L’ENTRE DEUX-GUERRES, TOME 2 : LE BOUCANIER DU ROI (Raymond E. Feist) : L’aventure continue

leboucanierduroiNouvelle ballade à Midkemia, avec L’Entre-deux Guerres, tome 2 : le Boucanier du Roi. Un nouveau récit d’aventures indépendant, mais qui nous permet de retrouver les personnages que l’on apprécie et cet univers qui devient de plus en plus familier. Même si pour le coup, le roman va nous emmener vers des rivages encore inconnus.
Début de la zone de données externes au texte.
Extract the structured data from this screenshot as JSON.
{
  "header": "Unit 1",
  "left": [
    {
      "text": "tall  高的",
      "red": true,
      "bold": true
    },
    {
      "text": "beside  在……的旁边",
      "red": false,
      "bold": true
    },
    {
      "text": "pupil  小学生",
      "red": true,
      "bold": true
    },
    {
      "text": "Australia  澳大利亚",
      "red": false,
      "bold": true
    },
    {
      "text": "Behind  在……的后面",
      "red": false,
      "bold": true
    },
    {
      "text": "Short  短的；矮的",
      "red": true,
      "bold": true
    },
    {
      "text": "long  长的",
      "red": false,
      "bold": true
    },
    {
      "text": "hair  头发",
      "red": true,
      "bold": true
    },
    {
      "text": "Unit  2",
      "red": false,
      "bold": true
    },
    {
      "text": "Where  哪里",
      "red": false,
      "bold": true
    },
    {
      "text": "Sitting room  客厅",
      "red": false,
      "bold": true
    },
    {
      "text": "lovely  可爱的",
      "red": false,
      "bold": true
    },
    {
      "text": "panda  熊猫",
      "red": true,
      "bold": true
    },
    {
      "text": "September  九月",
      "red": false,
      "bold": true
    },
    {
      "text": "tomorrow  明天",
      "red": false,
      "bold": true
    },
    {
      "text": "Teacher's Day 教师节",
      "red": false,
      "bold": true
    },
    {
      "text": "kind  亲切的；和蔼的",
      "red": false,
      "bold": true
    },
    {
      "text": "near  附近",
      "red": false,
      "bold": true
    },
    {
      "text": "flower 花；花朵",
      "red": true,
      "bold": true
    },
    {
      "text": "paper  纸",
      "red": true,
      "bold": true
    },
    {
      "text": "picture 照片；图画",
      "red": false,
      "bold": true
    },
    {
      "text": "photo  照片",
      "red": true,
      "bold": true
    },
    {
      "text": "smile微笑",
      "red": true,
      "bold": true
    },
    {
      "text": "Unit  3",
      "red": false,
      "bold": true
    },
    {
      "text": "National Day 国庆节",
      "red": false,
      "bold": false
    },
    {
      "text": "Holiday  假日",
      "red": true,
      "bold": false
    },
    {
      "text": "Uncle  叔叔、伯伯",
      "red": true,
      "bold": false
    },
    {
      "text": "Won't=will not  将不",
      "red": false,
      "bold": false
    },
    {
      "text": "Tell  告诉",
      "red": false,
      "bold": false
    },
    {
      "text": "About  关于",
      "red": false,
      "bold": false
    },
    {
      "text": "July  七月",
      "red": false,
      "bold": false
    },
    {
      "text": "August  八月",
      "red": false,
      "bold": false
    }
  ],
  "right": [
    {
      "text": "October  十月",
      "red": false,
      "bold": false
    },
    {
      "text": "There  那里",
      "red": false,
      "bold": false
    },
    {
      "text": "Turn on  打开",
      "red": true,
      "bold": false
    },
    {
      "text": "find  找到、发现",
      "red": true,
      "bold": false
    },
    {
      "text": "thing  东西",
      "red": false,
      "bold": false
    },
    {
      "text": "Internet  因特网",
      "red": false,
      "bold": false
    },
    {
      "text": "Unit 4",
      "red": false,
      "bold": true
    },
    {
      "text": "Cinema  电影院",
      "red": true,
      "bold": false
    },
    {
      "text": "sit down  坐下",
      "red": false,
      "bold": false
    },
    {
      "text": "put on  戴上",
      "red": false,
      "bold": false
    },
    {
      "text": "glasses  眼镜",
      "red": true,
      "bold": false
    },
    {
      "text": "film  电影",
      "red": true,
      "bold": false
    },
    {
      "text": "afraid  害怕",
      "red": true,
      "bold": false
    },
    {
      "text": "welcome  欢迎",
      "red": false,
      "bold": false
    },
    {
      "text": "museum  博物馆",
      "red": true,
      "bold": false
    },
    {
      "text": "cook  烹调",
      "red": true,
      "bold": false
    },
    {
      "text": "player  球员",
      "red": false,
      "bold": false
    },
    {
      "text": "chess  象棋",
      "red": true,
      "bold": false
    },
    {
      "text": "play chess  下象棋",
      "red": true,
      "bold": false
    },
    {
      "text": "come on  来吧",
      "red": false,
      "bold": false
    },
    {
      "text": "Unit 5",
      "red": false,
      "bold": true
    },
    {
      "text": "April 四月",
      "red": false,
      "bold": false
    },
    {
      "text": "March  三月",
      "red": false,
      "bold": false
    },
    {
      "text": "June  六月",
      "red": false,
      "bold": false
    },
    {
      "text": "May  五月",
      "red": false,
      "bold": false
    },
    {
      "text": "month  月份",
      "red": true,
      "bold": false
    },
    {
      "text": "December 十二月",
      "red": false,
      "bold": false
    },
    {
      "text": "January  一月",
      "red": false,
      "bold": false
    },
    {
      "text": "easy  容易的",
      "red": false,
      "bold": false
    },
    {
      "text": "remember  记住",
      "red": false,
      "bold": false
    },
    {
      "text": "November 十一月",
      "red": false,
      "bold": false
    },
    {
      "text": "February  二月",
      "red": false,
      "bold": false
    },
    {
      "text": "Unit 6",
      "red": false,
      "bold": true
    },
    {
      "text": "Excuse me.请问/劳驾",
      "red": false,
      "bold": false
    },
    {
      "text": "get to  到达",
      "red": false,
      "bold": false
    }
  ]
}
7 ans ont passé depuis les évènements de Prince de Sang. Le plus jeune fils du Prince Arutha, Nicholas est désormais un jeune homme. Mais il reste quelque peu timide et réservé, bien que son écuyer, Harry, l’entraîne sur quelques mauvais coups. La faute à un léger handicap, un pied déformé, qu’il a appris à compenser mais qui fait qu’on a toujours cherché à le ménager. Son père décide alors de l’envoyer passer quelques temps à Crydee, loin de la cour princière. Mais ce voyage va l’entraîner beaucoup plus loin que prévu lorsque la cité est attaqué par une force aux motivations mystérieuses.

A première vue, ceux qui ont lu l’ensemble des romans qui ont précédé cet l’Entre-deux Guerres, tome 2 : le Boucanier du Roi pourront se dire que celui-ci est un retour aux sources puisqu’il nous ramène à Crydee, le royaume où tout a démarré dans Pug, l’Apprenti. Il n’en est rien puisque nos héros n’y resteront pas longtemps et embarqueront rapidement pour une destination encore inconnue. Cela prouve la volonté de Raymond E. Feist de se renouveler dans ces deux récits qui marquent une transition entre deux époques beaucoup plus dramatiques.

L’Entre-deux Guerres, tome 2 : le Boucanier du Roi nous propose une autre nouveauté, en la personne de Nicholas qui n’était précédemment qu’un enfant dont l’existence n’était que signalée. Cela permet de nous proposer des thèmes nouveaux quant à la psychologie des personnages, même si l’attirance de Raymond E. Feist pour le « roman d’apprentissage » demeure évidente. Mais que ceux ayant peur de l’inconnu se rassure, le récit laisse également une large place à Amos Trask, l’ancien pirate, devenu capitaine de la flotte royale qui a déjà joué un rôle très important dans les premières Chroniques de Krondor.

Comme pour le tome précédent de l’Entre-deux Guerres, le Boucanier du Roi est de l’heroic fantasy que l’on pourrait qualifier de soft. En effet, si la magie est présente, elle joue quand même un rôle très mineur. On est plus dans des éléments de fantastiques qui viennent enrichir un récit d’aventures très classique, un peu comme un Indiana Jones (même si la comparaison est un peu osée, je l’admets). Les allergiques aux dragons et aux elfes pourront donc se laisser tout de même tenter, bien qu’il risque quand même d’en croiser un ou deux aux détours du récit.

L’Entre-deux Guerres, tome 2 : le Boucanier du Roi reste globalement très agréable à suivre. Riche en rebondissements, il n’est peut-être pas le plus passionnant de la saga, mais reste tout de même d’un très bon niveau. Les nouveautés apportées, la richesse des péripéties procurent beaucoup de plaisir au lecteur qui ne s’ennuie pas une seule seconde. La manière dont Raymond E. Feist arrive à cacher le plus longtemps possible les réels intentions des ennemis créent une tension permanente dans le roman.

Le style de Raymon E. Feist reste toujours plaisant. On pourra cependant reprocher à l’Entre-deux Guerres, tome 2 : le Boucanier du Roi certains passages un peu confus. En effet, en nous emmenant dans des royaumes totalement nouveaux, le lecteur a besoin de retrouver ses repaires pour bien comprendre qui sont les forces en présence. Il est vrai que le récit ne prend pas toujours le temps au lecteur de s’en imprégner et ce dernier a parfois du mal à se rappeler qui est qui. Cependant, cela ne lui que très peu au plaisir de la lecture.

L’Entre-deux Guerres, tome 2 : le Boucanier du Roi se situe donc la lignée de cette grande saga d’heroïc fantasy, particulièrement plaisante à suivre.